La rivalità con l’impero di Roma si tradusse in un reciproco indebolimento. Nel caso dei persiani, ciò avvenne con l’assorbimento violento da parte della dirompente avanzata arabo-islamica. Conquista che si tradusse nell’annichilimento della tradizione religiosa zoroastriana, in realtà mutuata in una versione persianizzata dell’Islam in salsa sciita.
La mutazione antropologica rimase solamente superficiale e ancora una volta l’elemento indigeno riaffermò la propria identità. L’alterità venne incardinata in un nuovo canone imperiale, rappresentato dall’ascesa della nuova dinastia dei Safavidi, inizio di una Persia moderna, ufficialmente sciita, e in perenne lotta contro l’impero ottomano sunnita. Anticamera di un Iran che attraverso le ultime dinastie imperiali, con l’intrusione sempre più evidente e tecnologicamente insostenibile da parte delle cancellerie imperiali, ha assunto l’attuale veste politica. La fine dell’impero dei Pahlavi nel 1979, fu soltanto il culmine di un lungo processo di avvitamento e di intromissioni straniere. Segnato anche, come sottolineato dall’autore, dalle crescenti aspirazioni degli iraniani a un profondo rinnovamento politico e sociale. Queste ultime, tuttavia, profondamente critiche nei confronti delle interferenze straniere. Scrive Axworthy, come il termine adatto, scevro da chiavi di lettura troppo occidentaliste della storia dell’Iran, sia iranicità:
«Abbiamo visto che esisteva un senso di iranicità, che andava oltre la realtà locale o dinastica, all’epoca dei Sasanidi e prima ancora. Nazionalismo è la parola sbagliata, ma negare qualsiasi identità iraniana in quest’epoca comporta alcuni seri contorcimenti sul piano dell’evidenza e della logica.»

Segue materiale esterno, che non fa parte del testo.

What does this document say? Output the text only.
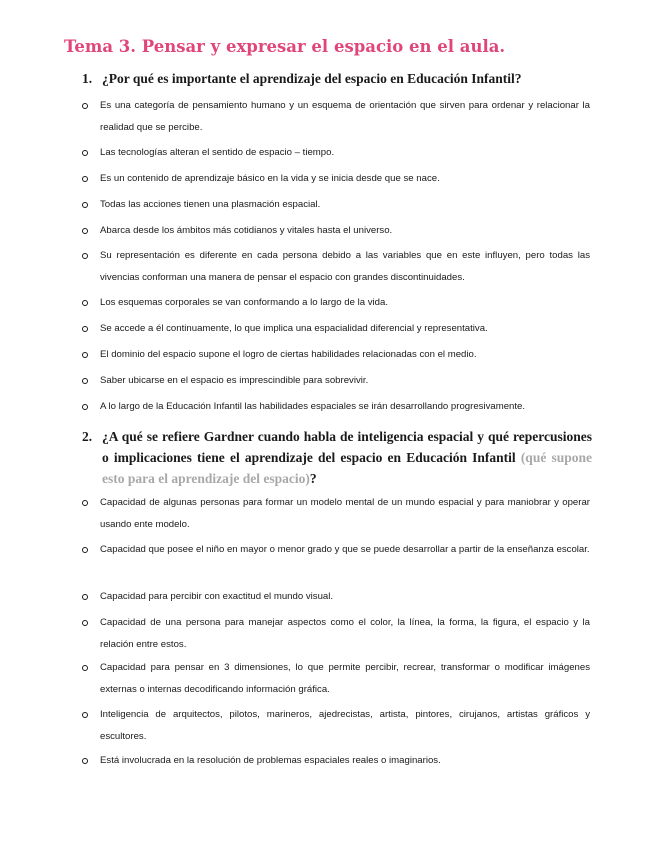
Tema 3. Pensar y expresar el espacio en el aula.
1. ¿Por qué es importante el aprendizaje del espacio en Educación Infantil?
Es una categoría de pensamiento humano y un esquema de orientación que sirven para ordenar y relacionar la realidad que se percibe.
Las tecnologías alteran el sentido de espacio – tiempo.
Es un contenido de aprendizaje básico en la vida y se inicia desde que se nace.
Todas las acciones tienen una plasmación espacial.
Abarca desde los ámbitos más cotidianos y vitales hasta el universo.
Su representación es diferente en cada persona debido a las variables que en este influyen, pero todas las vivencias conforman una manera de pensar el espacio con grandes discontinuidades.
Los esquemas corporales se van conformando a lo largo de la vida.
Se accede a él continuamente, lo que implica una espacialidad diferencial y representativa.
El dominio del espacio supone el logro de ciertas habilidades relacionadas con el medio.
Saber ubicarse en el espacio es imprescindible para sobrevivir.
A lo largo de la Educación Infantil las habilidades espaciales se irán desarrollando progresivamente.
2. ¿A qué se refiere Gardner cuando habla de inteligencia espacial y qué repercusiones o implicaciones tiene el aprendizaje del espacio en Educación Infantil (qué supone esto para el aprendizaje del espacio)?
Capacidad de algunas personas para formar un modelo mental de un mundo espacial y para maniobrar y operar usando ente modelo.
Capacidad que posee el niño en mayor o menor grado y que se puede desarrollar a partir de la enseñanza escolar.
Capacidad para percibir con exactitud el mundo visual.
Capacidad de una persona para manejar aspectos como el color, la línea, la forma, la figura, el espacio y la relación entre estos.
Capacidad para pensar en 3 dimensiones, lo que permite percibir, recrear, transformar o modificar imágenes externas o internas decodificando información gráfica.
Inteligencia de arquitectos, pilotos, marineros, ajedrecistas, artista, pintores, cirujanos, artistas gráficos y escultores.
Está involucrada en la resolución de problemas espaciales reales o imaginarios.
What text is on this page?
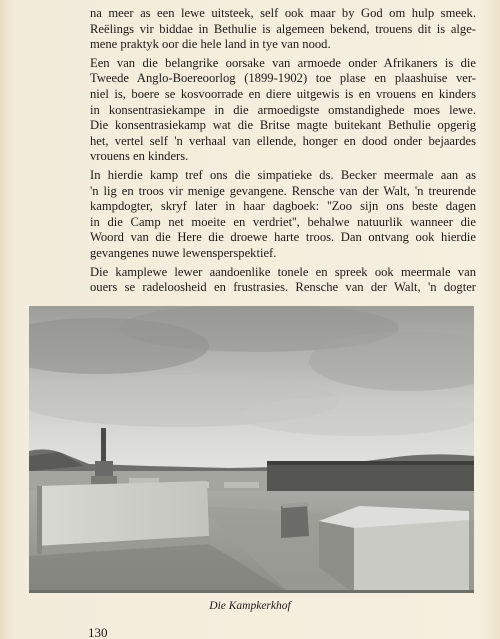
na meer as een lewe uitsteek, self ook maar by God om hulp smeek.
Reëlings vir biddae in Bethulie is algemeen bekend, trouens dit is alge-
mene praktyk oor die hele land in tye van nood.

Een van die belangrike oorsake van armoede onder Afrikaners is die
Tweede Anglo-Boereoorlog (1899-1902) toe plase en plaashuise ver-
niel is, boere se kosvoorrade en diere uitgewis is en vrouens en kinders
in konsentrasiekampe in die armoedigste omstandighede moes lewe.
Die konsentrasiekamp wat die Britse magte buitekant Bethulie opgerig
het, vertel self 'n verhaal van ellende, honger en dood onder bejaardes
vrouens en kinders.

In hierdie kamp tref ons die simpatieke ds. Becker meermale aan as
'n lig en troos vir menige gevangene. Rensche van der Walt, 'n treurende
kampdogter, skryf later in haar dagboek: ''Zoo sijn ons beste dagen
in die Camp net moeite en verdriet'', behalwe natuurlik wanneer die
Woord van die Here die droewe harte troos. Dan ontvang ook hierdie
gevangenes nuwe lewensperspektief.

Die kamplewe lewer aandoenlike tonele en spreek ook meermale van
ouers se radeloosheid en frustrasies. Rensche van der Walt, 'n dogter

Die Kampkerkhof
130
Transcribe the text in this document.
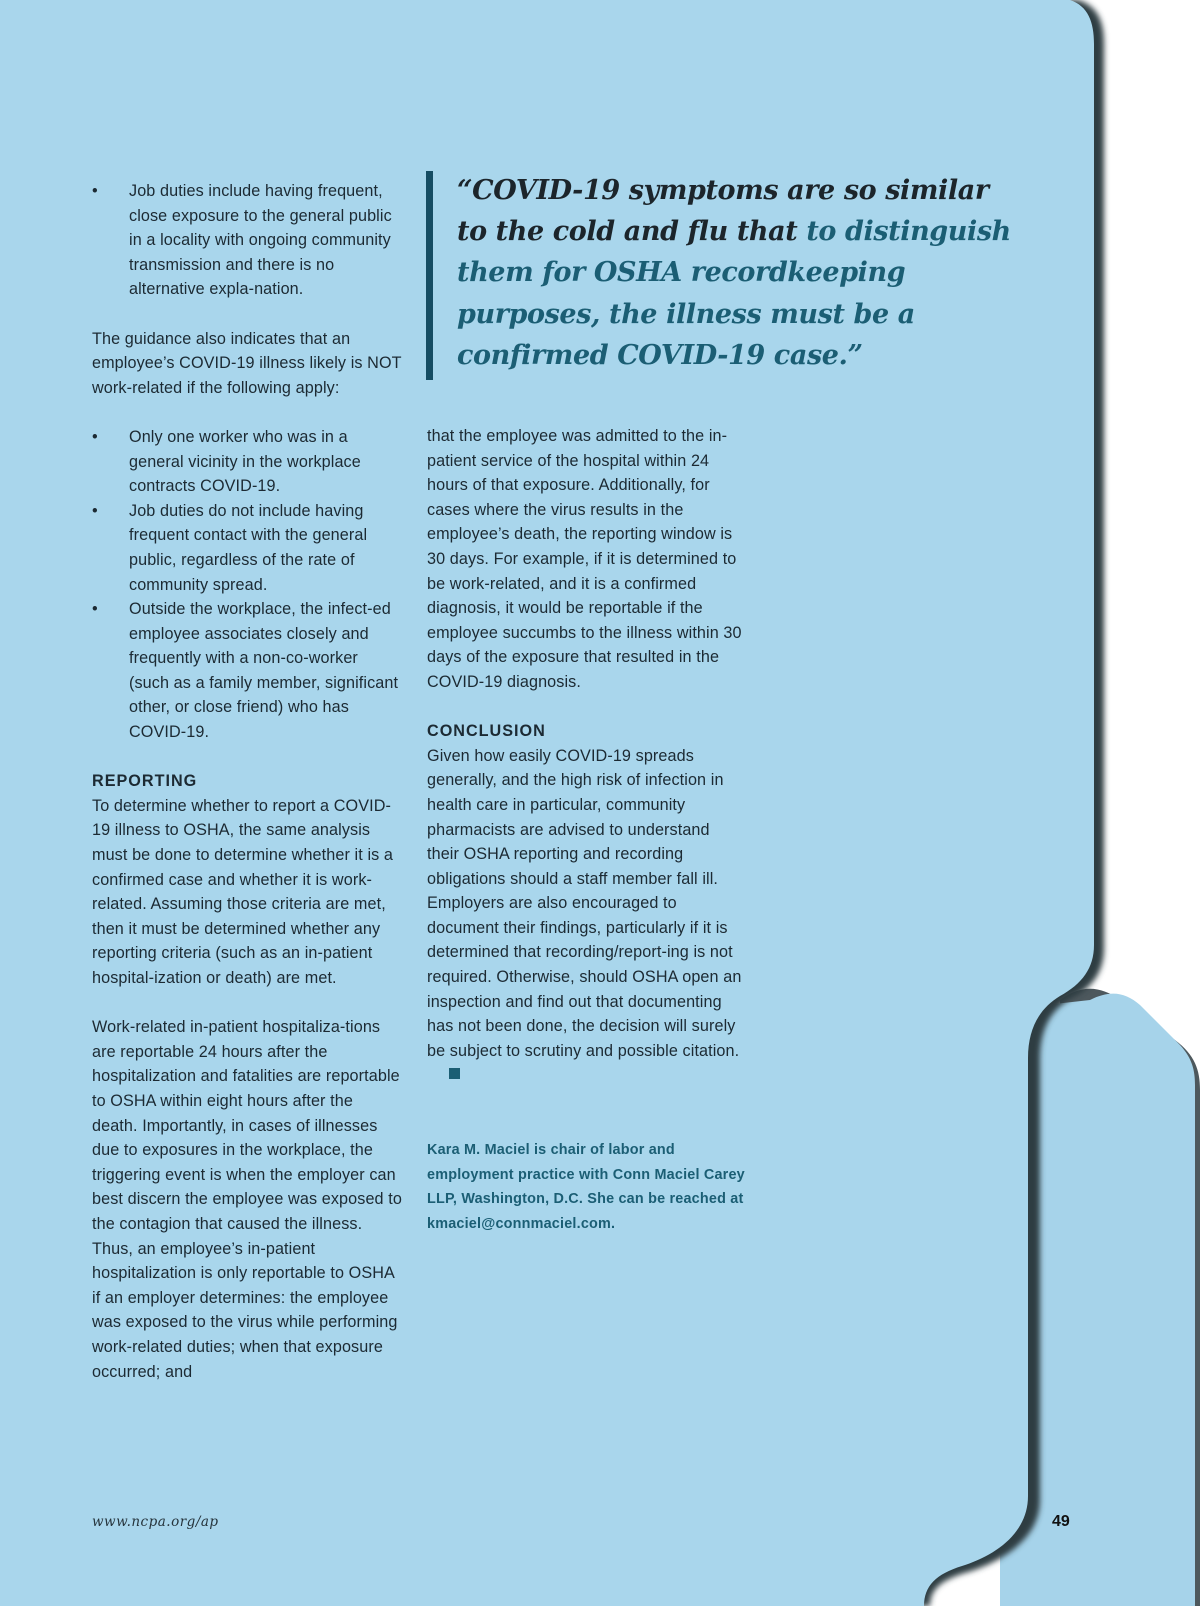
“COVID-19 symptoms are so similar to the cold and flu that to distinguish them for OSHA recordkeeping purposes, the illness must be a confirmed COVID-19 case.”
• Job duties include having frequent, close exposure to the general public in a locality with ongoing community transmission and there is no alternative expla-nation.

The guidance also indicates that an employee’s COVID-19 illness likely is NOT work-related if the following apply:

• Only one worker who was in a general vicinity in the workplace contracts COVID-19.
• Job duties do not include having frequent contact with the general public, regardless of the rate of community spread.
• Outside the workplace, the infect-ed employee associates closely and frequently with a non-co-worker (such as a family member, significant other, or close friend) who has COVID-19.

REPORTING

To determine whether to report a COVID-19 illness to OSHA, the same analysis must be done to determine whether it is a confirmed case and whether it is work-related. Assuming those criteria are met, then it must be determined whether any reporting criteria (such as an in-patient hospital-ization or death) are met.

Work-related in-patient hospitaliza-tions are reportable 24 hours after the hospitalization and fatalities are reportable to OSHA within eight hours after the death. Importantly, in cases of illnesses due to exposures in the workplace, the triggering event is when the employer can best discern the employee was exposed to the contagion that caused the illness. Thus, an employee’s in-patient hospitalization is only reportable to OSHA if an employer determines: the employee was exposed to the virus while performing work-related duties; when that exposure occurred; and

that the employee was admitted to the in-patient service of the hospital within 24 hours of that exposure. Additionally, for cases where the virus results in the employee’s death, the reporting window is 30 days. For example, if it is determined to be work-related, and it is a confirmed diagnosis, it would be reportable if the employee succumbs to the illness within 30 days of the exposure that resulted in the COVID-19 diagnosis.

CONCLUSION

Given how easily COVID-19 spreads generally, and the high risk of infection in health care in particular, community pharmacists are advised to understand their OSHA reporting and recording obligations should a staff member fall ill. Employers are also encouraged to document their findings, particularly if it is determined that recording/report-ing is not required. Otherwise, should OSHA open an inspection and find out that documenting has not been done, the decision will surely be subject to scrutiny and possible citation.

Kara M. Maciel is chair of labor and employment practice with Conn Maciel Carey LLP, Washington, D.C. She can be reached at kmaciel@connmaciel.com.
www.ncpa.org/ap	49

Distinguere il piano delle aspirazioni della popolazione da un asettico appiattimento in senso occidentalista attraverso la storia, vuol dire entrare nella profondità dell’anima iraniana, velata di un’ancestrale insicurezza.
Significa anche riaprire le porte a un approccio realmente diplomatico. La storia non insegna a non ripetere gli stessi errori, quanto a entrare nella mente, nei traumi e nelle aspirazioni dei popoli. L’Iran vive per rimanere identico a se stesso, danzando pericolosamente e da millenni tra il caos e l’autocrazia, desiderando, grazie alla propria giovane popolazione specialmente femminile, di riprendere tra le mani il proprio destino e la propria libertà. Sovente disdegnando che qualsiasi possibile moto libertario venga sobillato o anche solo pensato dall’estero. Una distensione e una normalizzazione dei rapporti, con relative garanzie di sicurezza, è quanto la Repubblica Islamica auspica. Ciò che gli Stati Uniti, stanchi e potenzialmente disinteressati dall’impegnarsi nuovamente in Medio Oriente, con il rischio di sprecare ancora le proprie forze, dovrebbero e potrebbero desiderare. Allentando il proprio appiattimento filo-israeliano, foriero di ulteriori escalation:
«Se l’Iran fosse in grado di normalizzare i suoi rapporti con gli USA, di rimuovere la minaccia di un cambiamento di regime e di ottenere anche solo una versione limitata delle garanzie di sicurezza di cui godono gli alleati degli Stati Uniti, il bisogno percepito di una capacità nucleare militare si ridurrebbe di molto, o sarebbe del tutto eliminato.»